Officials at the gun club have maintained that safety measures at the club’s shooting range would have prevented any stray shots from escaping the club, and that, more likely, the bullets had been fired illegally from guns located along electrical power line right-of-way clearings.
But an East Hampton Town Police report, released this week as part of the lawsuit, details the results of an investigation into an incident in early August — the last time a home in the neighborhood was struck — and concludes that it came from an assault-style rifle fired at the gun club.
The incident in August was caught by security cameras at the home. Audio on the recording captures a high-pitched zing of one or two bullets coming out of the woods and striking the home, as terrified workers at the property, close to the line of fire, drop to the ground and scramble for cover.
While the shooting range at the club is outfitted with safety measures, police determined that in the August incident at least one of those measures — shooters are required to sit and rest their guns on a table and shoot through concrete tubes — was not followed, as the shooter stood and fired his gun instead.

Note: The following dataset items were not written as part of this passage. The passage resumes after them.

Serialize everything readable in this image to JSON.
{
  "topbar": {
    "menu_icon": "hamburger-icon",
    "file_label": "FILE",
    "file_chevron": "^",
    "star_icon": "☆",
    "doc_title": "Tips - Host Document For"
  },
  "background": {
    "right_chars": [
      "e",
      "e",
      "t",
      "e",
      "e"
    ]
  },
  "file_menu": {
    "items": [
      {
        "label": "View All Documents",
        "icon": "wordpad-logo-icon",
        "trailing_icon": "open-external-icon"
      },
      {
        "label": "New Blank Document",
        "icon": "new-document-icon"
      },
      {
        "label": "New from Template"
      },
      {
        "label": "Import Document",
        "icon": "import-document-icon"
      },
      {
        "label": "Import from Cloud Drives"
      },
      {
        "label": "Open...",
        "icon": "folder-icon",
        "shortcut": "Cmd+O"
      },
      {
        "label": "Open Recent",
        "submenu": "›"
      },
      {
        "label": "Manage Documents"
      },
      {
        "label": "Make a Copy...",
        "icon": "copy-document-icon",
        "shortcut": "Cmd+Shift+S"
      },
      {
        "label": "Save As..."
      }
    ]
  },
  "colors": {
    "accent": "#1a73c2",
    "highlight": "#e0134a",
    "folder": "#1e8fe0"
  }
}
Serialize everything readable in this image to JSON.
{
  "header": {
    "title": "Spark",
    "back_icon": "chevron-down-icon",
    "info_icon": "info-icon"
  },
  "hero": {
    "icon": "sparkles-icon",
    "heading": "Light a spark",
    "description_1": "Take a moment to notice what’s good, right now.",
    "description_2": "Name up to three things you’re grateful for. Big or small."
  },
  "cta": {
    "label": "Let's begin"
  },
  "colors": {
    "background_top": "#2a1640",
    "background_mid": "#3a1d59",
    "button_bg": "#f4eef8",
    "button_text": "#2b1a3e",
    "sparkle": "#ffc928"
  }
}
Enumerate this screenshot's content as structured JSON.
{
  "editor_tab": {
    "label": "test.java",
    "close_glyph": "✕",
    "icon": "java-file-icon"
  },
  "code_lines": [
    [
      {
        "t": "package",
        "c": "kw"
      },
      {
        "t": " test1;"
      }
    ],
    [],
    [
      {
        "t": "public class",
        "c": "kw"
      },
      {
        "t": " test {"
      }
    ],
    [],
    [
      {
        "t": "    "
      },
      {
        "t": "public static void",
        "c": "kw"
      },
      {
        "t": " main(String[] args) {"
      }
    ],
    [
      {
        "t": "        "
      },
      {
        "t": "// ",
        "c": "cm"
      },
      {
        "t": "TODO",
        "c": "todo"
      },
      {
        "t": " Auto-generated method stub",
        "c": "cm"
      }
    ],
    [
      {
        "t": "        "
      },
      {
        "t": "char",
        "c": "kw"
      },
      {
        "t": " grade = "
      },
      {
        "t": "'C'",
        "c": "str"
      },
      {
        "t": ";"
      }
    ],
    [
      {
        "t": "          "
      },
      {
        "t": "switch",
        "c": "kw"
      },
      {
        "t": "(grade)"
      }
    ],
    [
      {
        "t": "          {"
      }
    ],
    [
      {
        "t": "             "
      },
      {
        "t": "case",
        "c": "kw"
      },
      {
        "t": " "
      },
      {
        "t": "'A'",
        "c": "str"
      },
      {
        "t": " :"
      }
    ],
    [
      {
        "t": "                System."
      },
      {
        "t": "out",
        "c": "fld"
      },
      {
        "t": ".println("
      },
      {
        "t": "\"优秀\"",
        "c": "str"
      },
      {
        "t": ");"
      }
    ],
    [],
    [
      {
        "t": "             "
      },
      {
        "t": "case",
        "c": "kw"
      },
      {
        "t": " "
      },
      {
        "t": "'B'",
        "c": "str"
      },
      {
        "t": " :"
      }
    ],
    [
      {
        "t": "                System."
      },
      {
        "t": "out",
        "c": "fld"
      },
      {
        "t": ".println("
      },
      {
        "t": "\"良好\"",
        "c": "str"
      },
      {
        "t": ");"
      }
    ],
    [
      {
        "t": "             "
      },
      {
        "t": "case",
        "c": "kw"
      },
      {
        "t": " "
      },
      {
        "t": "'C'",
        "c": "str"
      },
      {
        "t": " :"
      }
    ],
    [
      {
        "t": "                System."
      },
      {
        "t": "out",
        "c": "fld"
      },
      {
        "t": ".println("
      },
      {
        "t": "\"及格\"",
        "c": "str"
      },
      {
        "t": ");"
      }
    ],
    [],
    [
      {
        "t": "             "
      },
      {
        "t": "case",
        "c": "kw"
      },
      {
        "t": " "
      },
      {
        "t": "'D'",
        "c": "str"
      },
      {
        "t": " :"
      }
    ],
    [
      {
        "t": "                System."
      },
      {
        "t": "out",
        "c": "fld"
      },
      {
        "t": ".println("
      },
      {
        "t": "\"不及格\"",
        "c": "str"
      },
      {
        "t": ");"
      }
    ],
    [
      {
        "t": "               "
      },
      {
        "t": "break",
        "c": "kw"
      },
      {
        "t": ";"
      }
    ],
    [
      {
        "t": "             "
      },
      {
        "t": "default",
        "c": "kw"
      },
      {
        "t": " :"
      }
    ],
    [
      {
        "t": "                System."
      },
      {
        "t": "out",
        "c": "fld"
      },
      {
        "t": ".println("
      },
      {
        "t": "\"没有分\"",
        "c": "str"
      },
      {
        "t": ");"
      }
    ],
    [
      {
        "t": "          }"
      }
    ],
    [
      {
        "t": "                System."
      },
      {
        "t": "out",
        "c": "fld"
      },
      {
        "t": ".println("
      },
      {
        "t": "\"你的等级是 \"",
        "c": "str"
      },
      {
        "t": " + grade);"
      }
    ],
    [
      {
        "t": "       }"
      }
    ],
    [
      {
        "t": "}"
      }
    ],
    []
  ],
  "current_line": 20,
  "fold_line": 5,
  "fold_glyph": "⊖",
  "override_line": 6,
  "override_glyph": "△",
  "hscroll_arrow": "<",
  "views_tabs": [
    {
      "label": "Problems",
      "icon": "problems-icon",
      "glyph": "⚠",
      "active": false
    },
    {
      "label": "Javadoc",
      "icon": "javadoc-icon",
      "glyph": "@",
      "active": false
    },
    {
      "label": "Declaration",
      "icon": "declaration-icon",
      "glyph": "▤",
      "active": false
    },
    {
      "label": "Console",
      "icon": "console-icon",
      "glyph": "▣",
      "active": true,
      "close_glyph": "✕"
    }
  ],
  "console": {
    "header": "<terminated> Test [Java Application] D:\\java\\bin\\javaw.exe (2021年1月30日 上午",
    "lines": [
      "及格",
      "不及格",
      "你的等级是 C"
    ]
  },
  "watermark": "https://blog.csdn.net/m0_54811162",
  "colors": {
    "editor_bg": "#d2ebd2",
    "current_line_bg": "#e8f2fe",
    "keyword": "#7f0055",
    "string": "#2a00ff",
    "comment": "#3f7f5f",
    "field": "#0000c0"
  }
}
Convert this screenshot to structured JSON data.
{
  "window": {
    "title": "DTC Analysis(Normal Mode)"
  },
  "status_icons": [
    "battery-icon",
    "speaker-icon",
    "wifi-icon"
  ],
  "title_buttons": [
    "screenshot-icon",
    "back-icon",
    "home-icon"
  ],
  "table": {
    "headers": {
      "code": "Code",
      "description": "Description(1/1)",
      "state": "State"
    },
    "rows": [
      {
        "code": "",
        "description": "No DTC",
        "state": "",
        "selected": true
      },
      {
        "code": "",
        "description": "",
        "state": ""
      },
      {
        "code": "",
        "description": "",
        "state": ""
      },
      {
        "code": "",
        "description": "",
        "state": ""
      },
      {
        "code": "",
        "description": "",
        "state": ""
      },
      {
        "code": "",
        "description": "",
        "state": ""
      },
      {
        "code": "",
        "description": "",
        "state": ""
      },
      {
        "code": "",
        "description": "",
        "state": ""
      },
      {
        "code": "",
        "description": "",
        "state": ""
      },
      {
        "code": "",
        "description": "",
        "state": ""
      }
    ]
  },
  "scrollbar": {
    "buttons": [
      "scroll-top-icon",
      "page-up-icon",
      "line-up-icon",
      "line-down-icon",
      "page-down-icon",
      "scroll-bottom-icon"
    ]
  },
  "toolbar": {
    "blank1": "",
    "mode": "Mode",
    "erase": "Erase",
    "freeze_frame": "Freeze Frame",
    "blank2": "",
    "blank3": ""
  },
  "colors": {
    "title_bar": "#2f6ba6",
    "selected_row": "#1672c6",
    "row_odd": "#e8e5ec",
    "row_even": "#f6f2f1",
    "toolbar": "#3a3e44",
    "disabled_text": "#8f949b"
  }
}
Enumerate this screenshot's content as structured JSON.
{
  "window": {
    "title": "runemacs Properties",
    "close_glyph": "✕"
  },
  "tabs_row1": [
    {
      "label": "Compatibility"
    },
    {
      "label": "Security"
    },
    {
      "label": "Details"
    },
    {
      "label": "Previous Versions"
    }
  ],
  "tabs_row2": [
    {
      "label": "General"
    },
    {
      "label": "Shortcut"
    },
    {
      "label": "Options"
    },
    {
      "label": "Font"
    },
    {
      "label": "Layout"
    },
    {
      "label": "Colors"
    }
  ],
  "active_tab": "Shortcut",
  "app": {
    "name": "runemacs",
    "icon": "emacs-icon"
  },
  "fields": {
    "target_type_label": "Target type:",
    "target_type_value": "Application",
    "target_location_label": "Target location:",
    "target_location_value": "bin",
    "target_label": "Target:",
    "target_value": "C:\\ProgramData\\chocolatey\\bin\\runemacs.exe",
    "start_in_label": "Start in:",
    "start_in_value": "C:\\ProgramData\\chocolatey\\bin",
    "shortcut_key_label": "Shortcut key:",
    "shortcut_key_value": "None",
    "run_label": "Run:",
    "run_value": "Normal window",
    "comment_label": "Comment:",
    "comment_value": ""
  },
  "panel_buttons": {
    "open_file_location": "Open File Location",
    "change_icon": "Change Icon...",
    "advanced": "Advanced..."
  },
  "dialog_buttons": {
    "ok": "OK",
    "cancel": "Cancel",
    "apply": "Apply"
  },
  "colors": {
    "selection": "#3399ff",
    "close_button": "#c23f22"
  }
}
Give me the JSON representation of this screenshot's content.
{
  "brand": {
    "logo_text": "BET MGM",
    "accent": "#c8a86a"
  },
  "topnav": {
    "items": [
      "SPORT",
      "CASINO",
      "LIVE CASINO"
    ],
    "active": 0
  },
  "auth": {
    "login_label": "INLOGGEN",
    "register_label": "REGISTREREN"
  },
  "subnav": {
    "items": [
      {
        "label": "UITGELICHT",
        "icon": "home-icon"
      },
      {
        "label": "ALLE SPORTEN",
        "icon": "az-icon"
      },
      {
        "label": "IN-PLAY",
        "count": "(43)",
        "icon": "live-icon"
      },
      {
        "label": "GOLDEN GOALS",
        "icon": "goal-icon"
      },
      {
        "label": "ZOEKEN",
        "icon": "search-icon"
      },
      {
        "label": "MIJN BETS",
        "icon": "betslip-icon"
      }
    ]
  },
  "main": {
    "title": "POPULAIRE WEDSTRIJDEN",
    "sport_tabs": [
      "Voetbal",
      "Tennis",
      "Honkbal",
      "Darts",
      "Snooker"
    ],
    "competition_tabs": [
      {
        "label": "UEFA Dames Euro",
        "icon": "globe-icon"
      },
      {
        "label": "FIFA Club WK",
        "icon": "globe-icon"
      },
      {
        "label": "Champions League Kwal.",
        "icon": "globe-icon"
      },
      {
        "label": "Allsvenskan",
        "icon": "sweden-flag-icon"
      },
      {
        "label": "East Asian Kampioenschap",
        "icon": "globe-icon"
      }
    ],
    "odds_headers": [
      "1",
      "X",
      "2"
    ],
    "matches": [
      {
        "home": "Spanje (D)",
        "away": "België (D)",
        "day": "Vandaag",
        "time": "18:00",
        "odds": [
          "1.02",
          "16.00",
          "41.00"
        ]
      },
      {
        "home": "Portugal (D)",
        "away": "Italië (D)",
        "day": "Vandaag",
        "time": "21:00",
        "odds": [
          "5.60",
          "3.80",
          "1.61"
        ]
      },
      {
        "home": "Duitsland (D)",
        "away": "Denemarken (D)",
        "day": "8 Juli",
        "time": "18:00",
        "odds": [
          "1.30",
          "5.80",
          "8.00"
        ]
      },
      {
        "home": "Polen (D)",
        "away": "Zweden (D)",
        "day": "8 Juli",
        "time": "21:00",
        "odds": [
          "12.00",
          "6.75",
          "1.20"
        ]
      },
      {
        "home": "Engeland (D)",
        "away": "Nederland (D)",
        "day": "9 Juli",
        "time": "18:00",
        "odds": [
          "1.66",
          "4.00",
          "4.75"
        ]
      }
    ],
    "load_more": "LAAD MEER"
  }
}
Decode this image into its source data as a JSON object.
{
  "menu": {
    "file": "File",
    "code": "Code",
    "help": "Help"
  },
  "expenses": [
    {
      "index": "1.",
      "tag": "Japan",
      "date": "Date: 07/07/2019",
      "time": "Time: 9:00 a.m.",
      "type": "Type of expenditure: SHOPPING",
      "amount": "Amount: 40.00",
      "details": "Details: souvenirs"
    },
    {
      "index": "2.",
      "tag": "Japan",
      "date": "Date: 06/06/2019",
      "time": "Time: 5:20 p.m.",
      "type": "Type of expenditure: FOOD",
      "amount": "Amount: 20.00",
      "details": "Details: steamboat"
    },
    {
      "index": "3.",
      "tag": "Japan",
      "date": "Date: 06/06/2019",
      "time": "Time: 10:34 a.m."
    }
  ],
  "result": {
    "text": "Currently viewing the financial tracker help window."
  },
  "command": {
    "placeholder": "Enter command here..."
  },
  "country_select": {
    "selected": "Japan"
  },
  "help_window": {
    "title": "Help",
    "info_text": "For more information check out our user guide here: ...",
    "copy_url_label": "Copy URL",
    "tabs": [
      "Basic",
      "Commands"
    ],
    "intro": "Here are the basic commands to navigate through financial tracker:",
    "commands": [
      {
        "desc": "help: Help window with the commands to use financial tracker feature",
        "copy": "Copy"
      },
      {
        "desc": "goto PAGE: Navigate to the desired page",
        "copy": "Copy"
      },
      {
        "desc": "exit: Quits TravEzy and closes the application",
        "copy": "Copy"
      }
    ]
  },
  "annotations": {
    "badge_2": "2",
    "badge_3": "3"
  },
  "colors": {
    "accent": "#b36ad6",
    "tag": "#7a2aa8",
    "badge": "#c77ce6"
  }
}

It also concluded that a wooden baffle lining the range to absorb misfired bullets was supposed to contain stone, but it did not, and there was evidence that bullets had passed cleanly through the wood, on an upward trajectory.
Neighbors, understandably distraught, want the club shut down permanently, and that may, in fact, be the safest course of action, guaranteeing that no stray bullets will ever again strike the nearby homes.
But the gun club — which rents the space from the town in a lease that is set to expire this year — has been in operation for years, allowing gun enthusiasts a place to exercise their hobby in what was thought to be a safe manner.
If they wish to continue, a number of things must happen. The safety of the surrounding community must be ensured. That means newer and reinforced baffles, a check of the concrete tubes that the guns are fired through, and inspections of berms surrounding the property. And, most critically, the end of an honor system at the club, whereby members are allowed to simply sign in to use the facilities. It’s clear that shooters must be supervised at all times.
And town officials, if they plan to renew the club’s lease, must require as part of the lease that the new and better safety measures will be implemented.
There’s room for a solution that will satisfy both sides — but not if there remains the slightest chance that the Merchants Path homeowners, their workers or visitors will ever have their lives put in danger again.